The digital and print editions will be co-published by ECDS and the University of North Carolina Press as part of a new open access publishing partnership. 

The songbooks included are mainly drawn from the English and American Hymnody and Psalmody Collection at Emory’s Pitts Theology Library, one of the largest such collections in North America.

Karlsberg will serve as editor-in-chief of Sounding Spirit. ECDS’s Allen Tullos, Sara Palmer, Jay Varner, Yang Li, and Robert A. W. Dunn also will contribute expertise, and will be joined by a new Sounding Spirit managing editor, whose hiring will be funded by the grant. 

Sounding Spirit songbooks are drawn from different religious groups, and include the work of black, white and Native American contributors.
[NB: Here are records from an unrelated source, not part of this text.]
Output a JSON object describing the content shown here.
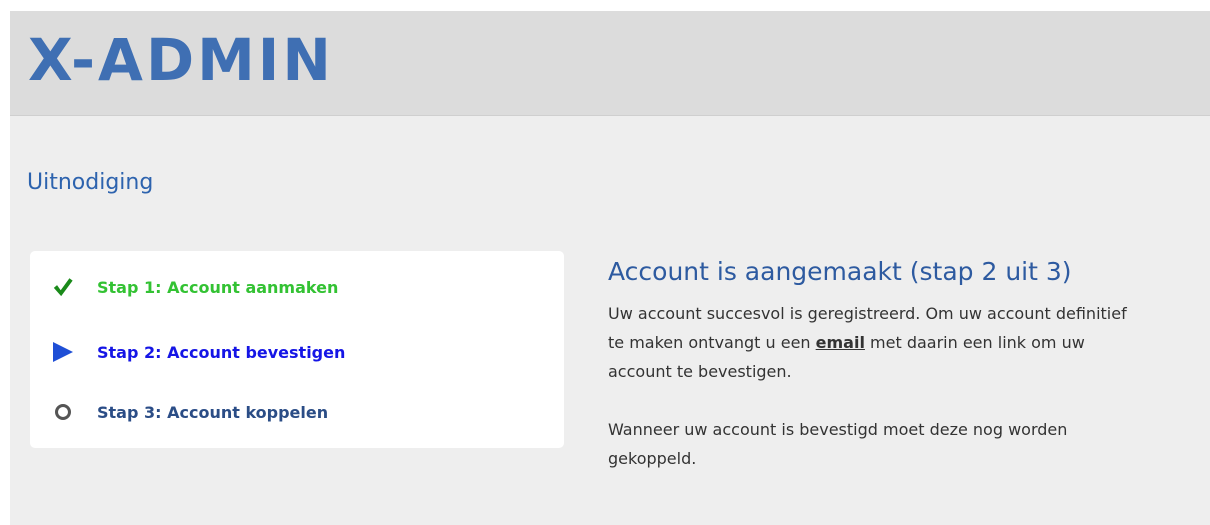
{
  "header": {
    "logo_text": "X-ADMIN"
  },
  "page": {
    "title": "Uitnodiging"
  },
  "steps": [
    {
      "label": "Stap 1: Account aanmaken",
      "state": "done",
      "icon": "checkmark-icon",
      "color": "#33c233"
    },
    {
      "label": "Stap 2: Account bevestigen",
      "state": "current",
      "icon": "play-arrow-icon",
      "color": "#1515e6"
    },
    {
      "label": "Stap 3: Account koppelen",
      "state": "pending",
      "icon": "circle-icon",
      "color": "#2b4d86"
    }
  ],
  "content": {
    "heading": "Account is aangemaakt (stap 2 uit 3)",
    "para1_before": "Uw account succesvol is geregistreerd. Om uw account definitief te maken ontvangt u een ",
    "para1_link": "email",
    "para1_after": " met daarin een link om uw account te bevestigen.",
    "para2": "Wanneer uw account is bevestigd moet deze nog worden gekoppeld."
  },
  "colors": {
    "brand": "#3f6fb3",
    "title": "#2d63ae"
  }
}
Each songbook represents music using different music notation and book designs, shedding light on the relationship of music forms to identity.

Work on three Sounding Spirit volumes is currently underway:

  • “Jubilee Songs” (1872), the first published collection of spirituals sung by the pioneering Fisk Jubliee Singers, who popularized spirituals through performing them across the United States and beyond. 
  • “Class, Choir, and Congregation” (1888), a tremendously popular gospel songbook during a period when the then-new genre was booming in popularity.
  • “Original Sacred Harp” (1911), edited Karlsberg, an edition of the most well-known shape-note tunebook. Browse Original Sacred Harp on Readux.

Sounding Spirit is one of 218 projects receiving funding this cycle, and one of two projects involving ECDS and Karlsberg. According to NEH chairman Jon Parrish Peede, Sounding Spirit and the other projects funded by the NEH “strengthen and sustain the cultural life of our nation and its citizens.”